The most damaging revelation about General David Petraeus did not come out during the two days of Congressional hearings. It came out in a small article buried deep in the New York Times. The Times’s intrepid reporter, Paul Vitello, visited Petraeus’s hometown, Cornwall-on-Hudson, N.Y., and learned that as a young man the four-star commander was called . . . Peaches, “a nickname some impute to a rough reduction of his name, and others to the youth’s lack of facial hair.” Whatever its origins, that’s the kind of exposé no warrior would appreciate.

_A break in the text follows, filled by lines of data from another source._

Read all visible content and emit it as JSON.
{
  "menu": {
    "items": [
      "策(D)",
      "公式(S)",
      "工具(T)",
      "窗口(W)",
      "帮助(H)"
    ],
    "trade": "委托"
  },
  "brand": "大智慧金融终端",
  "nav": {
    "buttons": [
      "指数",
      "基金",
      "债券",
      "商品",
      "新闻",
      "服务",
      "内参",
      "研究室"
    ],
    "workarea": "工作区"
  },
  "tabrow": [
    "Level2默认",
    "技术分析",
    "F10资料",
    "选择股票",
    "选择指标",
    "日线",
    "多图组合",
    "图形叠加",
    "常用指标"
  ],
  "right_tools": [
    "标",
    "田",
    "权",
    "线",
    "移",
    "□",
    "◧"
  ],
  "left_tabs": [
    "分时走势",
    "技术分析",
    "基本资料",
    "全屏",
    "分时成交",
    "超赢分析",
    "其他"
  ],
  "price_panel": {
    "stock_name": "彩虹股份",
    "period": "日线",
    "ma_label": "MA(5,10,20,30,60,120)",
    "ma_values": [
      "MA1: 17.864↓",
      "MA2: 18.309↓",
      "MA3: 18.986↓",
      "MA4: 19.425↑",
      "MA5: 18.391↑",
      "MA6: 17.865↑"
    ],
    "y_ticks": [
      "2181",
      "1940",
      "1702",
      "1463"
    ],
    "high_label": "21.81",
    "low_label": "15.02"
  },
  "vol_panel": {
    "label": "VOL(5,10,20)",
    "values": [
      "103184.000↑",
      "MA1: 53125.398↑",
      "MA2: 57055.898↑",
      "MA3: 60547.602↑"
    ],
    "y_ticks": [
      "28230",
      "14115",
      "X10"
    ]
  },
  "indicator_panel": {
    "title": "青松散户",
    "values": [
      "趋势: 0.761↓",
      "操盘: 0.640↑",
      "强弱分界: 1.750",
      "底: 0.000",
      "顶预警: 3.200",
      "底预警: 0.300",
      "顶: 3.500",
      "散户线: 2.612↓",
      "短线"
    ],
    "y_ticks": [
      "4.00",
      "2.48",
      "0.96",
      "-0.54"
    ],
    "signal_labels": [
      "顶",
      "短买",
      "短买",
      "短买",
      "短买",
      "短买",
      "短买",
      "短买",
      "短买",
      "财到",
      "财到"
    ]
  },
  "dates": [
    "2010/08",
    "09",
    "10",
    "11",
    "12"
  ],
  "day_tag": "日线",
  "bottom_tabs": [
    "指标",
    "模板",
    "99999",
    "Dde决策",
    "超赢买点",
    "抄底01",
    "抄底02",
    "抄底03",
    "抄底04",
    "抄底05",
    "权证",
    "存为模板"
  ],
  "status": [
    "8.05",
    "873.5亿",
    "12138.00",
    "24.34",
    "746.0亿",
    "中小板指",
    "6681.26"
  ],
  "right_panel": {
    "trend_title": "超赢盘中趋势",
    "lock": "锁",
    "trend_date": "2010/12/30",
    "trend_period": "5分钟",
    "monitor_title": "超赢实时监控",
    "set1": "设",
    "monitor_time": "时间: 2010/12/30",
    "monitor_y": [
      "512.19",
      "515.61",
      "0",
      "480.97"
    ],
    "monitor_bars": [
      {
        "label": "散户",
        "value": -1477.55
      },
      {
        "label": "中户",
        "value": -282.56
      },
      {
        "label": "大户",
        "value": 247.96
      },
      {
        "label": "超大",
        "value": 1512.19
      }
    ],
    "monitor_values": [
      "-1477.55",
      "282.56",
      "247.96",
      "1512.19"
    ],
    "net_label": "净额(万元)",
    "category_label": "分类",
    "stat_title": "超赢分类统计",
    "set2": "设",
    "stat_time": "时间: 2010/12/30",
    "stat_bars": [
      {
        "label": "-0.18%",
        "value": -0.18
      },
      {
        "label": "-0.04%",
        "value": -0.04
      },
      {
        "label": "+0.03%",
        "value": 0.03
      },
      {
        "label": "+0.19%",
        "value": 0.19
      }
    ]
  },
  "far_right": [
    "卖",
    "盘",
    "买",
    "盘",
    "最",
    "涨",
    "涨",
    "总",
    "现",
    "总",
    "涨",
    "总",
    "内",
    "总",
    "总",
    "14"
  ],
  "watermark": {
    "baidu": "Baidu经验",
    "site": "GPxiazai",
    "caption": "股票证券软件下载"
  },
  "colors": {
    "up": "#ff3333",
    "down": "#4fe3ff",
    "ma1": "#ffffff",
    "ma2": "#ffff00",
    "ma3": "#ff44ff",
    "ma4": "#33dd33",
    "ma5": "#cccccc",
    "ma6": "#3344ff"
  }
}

But aside from this blockbuster revelation, what was most striking about the article was this line: “Some said they were aghast at the dimensions of the problem, some awed by General Petraeus’s seeming grasp of the wildly irregular forces in play; but almost none seemed to foresee a happy result for “our side,” as many in this conservative, Republican-voting place put it.”
You’ve got to love those quotation marks around “our side,” as well as the sneering explanation. Apparently viewing the American war effort as “our side” is the kind of naïve viewpoint espoused only by country bumpkins in a “conservative, Republican-voting place” like Cornwall-on-Hudson (which is near the U.S. Military Academy at West Point). Presumably New York Times reporters and editors, who live in a liberal, Democratic-voting place, are far too sophisticated for that kind of thinking.
If you want to know why the MSM are having trouble re-establishing a relationship of trust with the bulk of the population, here you have it in a nutshell. They’re not on “our side,” or (to be charitable) they’re not willing to admit that they are.